I think all mamas out there but especially those that have gone through infertility figure they will be perfect moms and yet they already have so much emotional upheaval maybe even some depression going on that new mamahood takes a while to get the hang of. For me a good 3 months ... maybe even 4 before I stopped panicking at every cry my little pumpkin made. She is going to cry!! She is actually a very sensitive baby too so it makes the job harder. She will not be perfectly happy little baby all the time and that does not make me a bad mom, it's just reality. I know lots of new moms say how they fell in love at first sight and I did in a way... but it took me much longer to LOVE LOVE her.
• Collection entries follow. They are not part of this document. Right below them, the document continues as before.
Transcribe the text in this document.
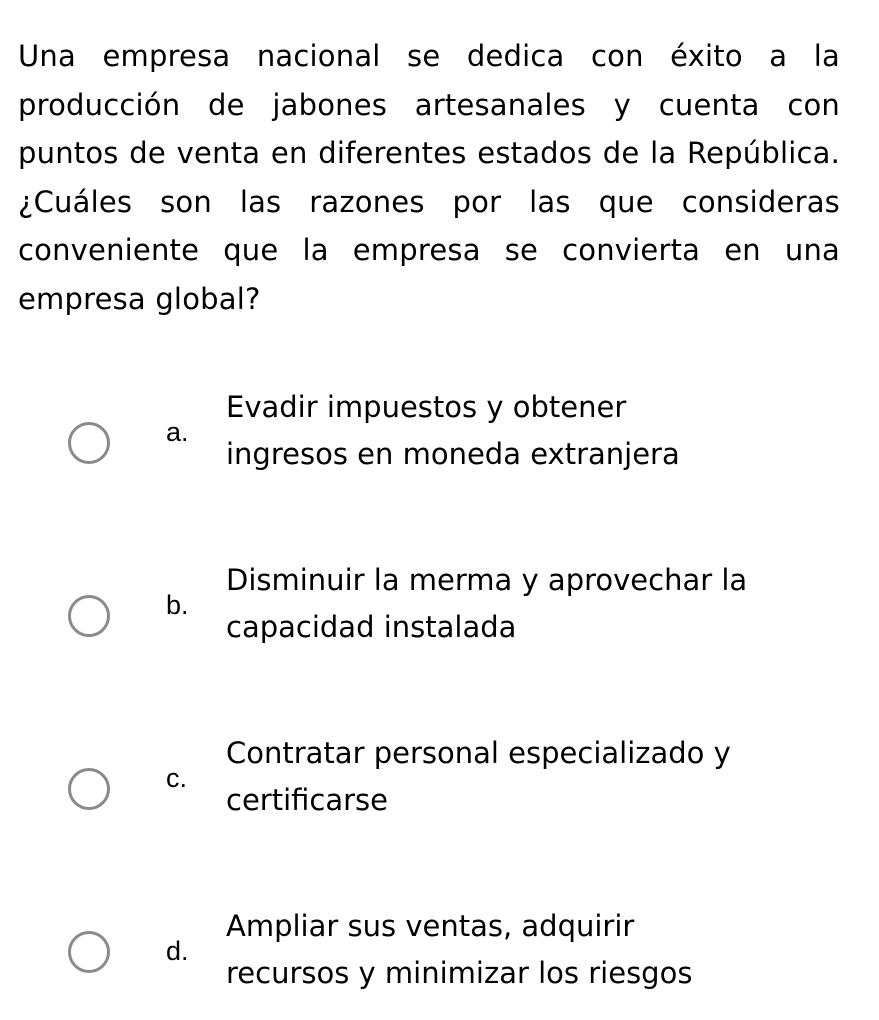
Una empresa nacional se dedica con éxito a la producción de jabones artesanales y cuenta con puntos de venta en diferentes estados de la República. ¿Cuáles son las razones por las que consideras conveniente que la empresa se convierta en una empresa global?

a.

Evadir impuestos y obtener ingresos en moneda extranjera

b.

Disminuir la merma y aprovechar la capacidad instalada

c.

Contratar personal especializado y certificarse

d.

Ampliar sus ventas, adquirir recursos y minimizar los riesgos
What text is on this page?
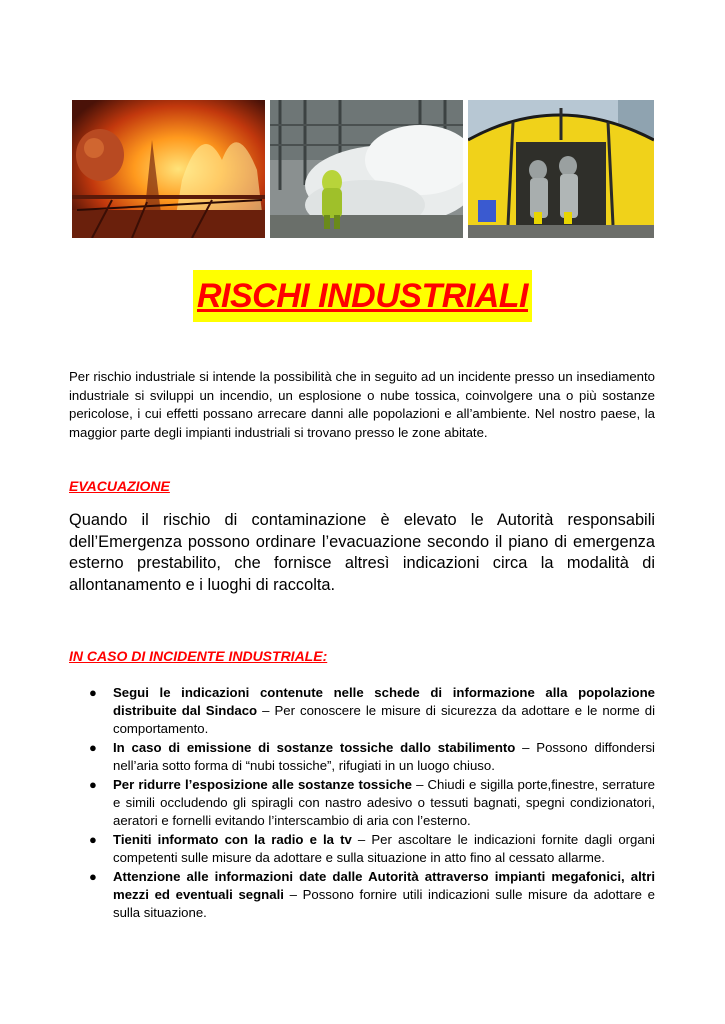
RISCHI INDUSTRIALI
Per rischio industriale si intende la possibilità che in seguito ad un incidente presso un insediamento industriale si sviluppi un incendio, un esplosione o nube tossica, coinvolgere una o più sostanze pericolose, i cui effetti possano arrecare danni alle popolazioni e all’ambiente. Nel nostro paese, la maggior parte degli impianti industriali si trovano presso le zone abitate.
EVACUAZIONE
Quando il rischio di contaminazione è elevato le Autorità responsabili dell’Emergenza possono ordinare l’evacuazione secondo il piano di emergenza esterno prestabilito, che fornisce altresì indicazioni circa la modalità di allontanamento e i luoghi di raccolta.
IN CASO DI INCIDENTE INDUSTRIALE:
● Segui le indicazioni contenute nelle schede di informazione alla popolazione distribuite dal Sindaco – Per conoscere le misure di sicurezza da adottare e le norme di comportamento.
● In caso di emissione di sostanze tossiche dallo stabilimento – Possono diffondersi nell’aria sotto forma di “nubi tossiche”, rifugiati in un luogo chiuso.
● Per ridurre l’esposizione alle sostanze tossiche – Chiudi e sigilla porte,finestre, serrature e simili occludendo gli spiragli con nastro adesivo o tessuti bagnati, spegni condizionatori, aeratori e fornelli evitando l’interscambio di aria con l’esterno.
● Tieniti informato con la radio e la tv – Per ascoltare le indicazioni fornite dagli organi competenti sulle misure da adottare e sulla situazione in atto fino al cessato allarme.
● Attenzione alle informazioni date dalle Autorità attraverso impianti megafonici, altri mezzi ed eventuali segnali – Possono fornire utili indicazioni sulle misure da adottare e sulla situazione.
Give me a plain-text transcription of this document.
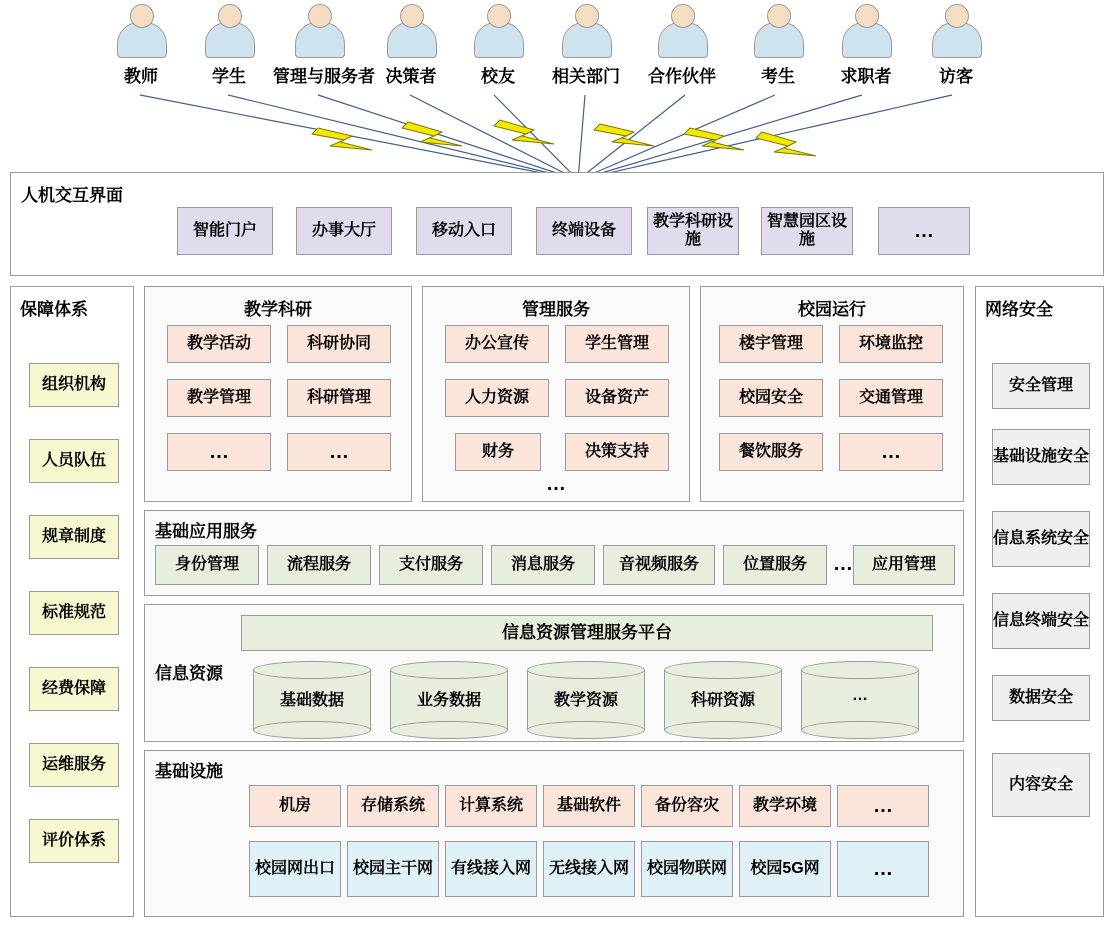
教师	学生	管理与服务者 决策者	校友	相关部门	合作伙伴	考生	求职者	访客
人机交互界面
智能门户	办事大厅	移动入口	终端设备
教学科研设施
智慧园区设施	…
保障体系
组织机构
人员队伍
规章制度
标准规范
经费保障
运维服务
评价体系
网络安全
安全管理
基础设施安全
信息系统安全
信息终端安全
数据安全
内容安全
教学科研
教学活动	科研协同
教学管理	科研管理
…	…
管理服务
办公宣传	学生管理
人力资源	设备资产
财务	决策支持
…
校园运行
楼宇管理	环境监控
校园安全	交通管理
餐饮服务	…
基础应用服务
身份管理	流程服务	支付服务	消息服务	音视频服务	位置服务	…	应用管理
信息资源
信息资源管理服务平台
基础数据	业务数据	教学资源	科研资源	…
基础设施
机房	存储系统	计算系统	基础软件	备份容灾	教学环境	…
校园网出口	校园主干网	有线接入网	无线接入网	校园物联网	校园5G网	…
I knew she was mine and that I would do anything for her but there were times in the following weeks even after trying for 4 years that I still felt like... OMG what have I done to my life.. this sucks I don't want to be a parent. It's ok to feel that way, hormones are still running wild in your system for a few months after birth and you don't know how to perfectly sooth and care for your baby yet, just takes time and patience. Also knowing that you WILL learn how to be a great mom. Everyone needs to learn, so be patient. Now 4 months later and I can't see my life without this little ball of fluffy cuteness LOL
In this blog I will tell you about things I have learned both practical and emotional. Just discuss the experience of being a new mom after infertility. I will talk about cloth diapering, nursing, parenting in general and all the choices I made for my family... and some ways that I changed my tune!